Waikele Teenager Named ‘Champion’
Dozens gathered at JW Marriott Ihilani at Ko Olina Resort and Spa May 14 to welcome the guest of honor: 16-year-old Waikele resident Keegan Passos, who recently was named Hawaii’s “Champion” for Children’s Miracle Network’s Champions Across America program.
The program selects one child from each state, recognizing those who have overcome health challenges to accomplish great things.
Jullie, Keegan, Jay and Kaitlin Passos were honored May 14 during the Children's Miracle Network Champion launch. Keegan, a 16-year-old Kapiolani Medical Center patient with a rare heart condition, was named this year's state Champion in the Champions Across America program. Photos by Lawrence Tabudlo, email@example.com.
Keegan has spent countless hours at Kapiolani Medical Center for Women and Children undergoing a slew of surgeries to treat his rare heart condition, tetralogy of Fallot with pulmonary atresia, which he has had since birth. He has had three open-heart surgeries, numerous balloon angioplasties and two pacemaker installations.
Through all of this, he has used his experiences to help other kids who face similar challenges by mentoring young patients with heart conditions through the support group Kardiac Kids.

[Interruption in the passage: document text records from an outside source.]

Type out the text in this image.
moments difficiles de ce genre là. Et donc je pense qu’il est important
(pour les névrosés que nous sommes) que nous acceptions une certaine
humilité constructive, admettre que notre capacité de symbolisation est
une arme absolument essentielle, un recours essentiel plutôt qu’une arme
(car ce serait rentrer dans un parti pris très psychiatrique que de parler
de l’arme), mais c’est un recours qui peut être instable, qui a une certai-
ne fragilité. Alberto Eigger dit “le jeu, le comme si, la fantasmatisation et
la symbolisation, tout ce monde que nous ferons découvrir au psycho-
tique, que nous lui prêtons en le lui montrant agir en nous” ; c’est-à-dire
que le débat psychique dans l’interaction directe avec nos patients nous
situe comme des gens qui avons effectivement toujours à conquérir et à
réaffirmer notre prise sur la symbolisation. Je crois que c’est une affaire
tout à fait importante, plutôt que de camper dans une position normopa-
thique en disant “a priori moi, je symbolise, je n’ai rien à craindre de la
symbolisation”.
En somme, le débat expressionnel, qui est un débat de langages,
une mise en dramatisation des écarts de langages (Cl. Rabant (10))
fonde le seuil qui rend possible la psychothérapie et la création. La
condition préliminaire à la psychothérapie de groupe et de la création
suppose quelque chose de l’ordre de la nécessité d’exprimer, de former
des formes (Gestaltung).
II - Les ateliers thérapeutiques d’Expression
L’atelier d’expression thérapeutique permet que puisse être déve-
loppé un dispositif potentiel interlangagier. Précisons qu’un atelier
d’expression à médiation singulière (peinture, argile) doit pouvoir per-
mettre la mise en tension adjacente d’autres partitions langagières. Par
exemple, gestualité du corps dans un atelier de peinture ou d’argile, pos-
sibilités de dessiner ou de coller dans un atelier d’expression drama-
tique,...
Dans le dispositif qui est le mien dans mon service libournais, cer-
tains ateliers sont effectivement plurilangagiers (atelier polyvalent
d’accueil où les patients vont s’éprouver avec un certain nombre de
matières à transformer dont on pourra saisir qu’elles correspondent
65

“We’re so proud of Keegan and his family,” said Kapiolani Medical Center CEO Martha Smith during the ceremony.
Keegan, along with his mother, Jullie, and younger sister Kaitlin (his father, Jay, was watching nearby from the front row), stood to address the crowd. They are most excited, they said, to be able to raise funds and awareness for other children with conditions like Keegan’s.
As Hawaii’s champion, Keegan, his parents and sister will travel across the state to talk with various groups on this issue. Last week, for example, the family was on Hawaii island visiting Kapiolani Medical Center sponsors. In November, they are off to Washington, D.C., along with the other Champions, to meet with President Obama to highlight the needs of children with heart conditions.
“I promise to do my best to represent Hawaii,” Keegan told the audience.
When he first found out that he had won this title, Keegan was “really excited.”
“After that, I went to my room and blasted the music and started dancing,” Keegan shared after the ceremony.
“I realized that I could help a lot of people in that position,” he said.
Helping others, after all, has become one of Keegan’s great passions. Through Kardiac Kids, which also provides support for parents and siblings of heart disease patients, Keegan counsels other young patients and helps them overcome their anxieties surrounding their conditions. In some cases, Jullie said she has seen him talk kids down from being in tears when they arrive at the hospital to get ready to face their surgery.
“The (mentors) helped me through stuff, and they supported me,” Keegan recalled. “So I wanted to give back to kids like that too.
“I make them less nervous, and I make them laugh.”
“It just adds so much more when (the mentors) can say, ‘I have been there and look at me now,'” Jullie added.
And where Keegan is now is nothing short of miraculous. He is small for his age. He can’t play sports. He is enrolled at Waipahu High School, but receives his schooling at home or in the hospital. He still has to undergo regular medical procedures. But other than that, Keegan is a normal kid, his parents said.
Like most teens, he looks forward to hanging out with his friends (especially when that means going to Camp Taylor each year (a camp specifically for kids with heart disease) and thinks about what he wants to do when he grows up. He has entertained ideas about becoming a doctor, or perhaps a photographer. But his latest interest is architecture.
In conjunction with his school curriculum, Keegan is drafting and designing building plans for a new project that he calls Keegan’s Heart House. The house, which would be comprised of eight rooms that hold up to seven people each, would provide accommodations for patients with heart conditions and their families who are visiting Oahu for medical care. He is aiming to have a completed draft of the building by the time he graduates.
Unlike other, similar homes, his design takes extended families into consideration. Other facilities may have only space for the child and one parent, but the Heart House has space to accommodate other relatives or friends who want to help the patient. Plus, a hospital bed in the room would be specifically constructed for heart surgery patients.
Keegan was inspired to create Heart House after seeing what many of his hospital friends were going through. If they had to fly in from a neighbor island, they often had nowhere to go while they waited for their appointment.
“He’s having the house here available so that they can kick back, relax, sleep, rest, shower and let the kids play,” Jay said.
The Passos like to be together through all of Keegan’s procedures, so they know the importance of a venue like this to families. (Kaitlin, 10, has been to all of Keegan’s doctor appointments.)
“We have all learned that family and friends support the healing,” Jullie said. “If you heal the soul, you can heal the body faster.”
With Keegan as this year’s Champion, the whole family hopes to help others who face similar situations.
“It is so exciting because for a full year, we can be in a position to actually help other kids more,” Julie said. “There are kids like this everywhere who need help.”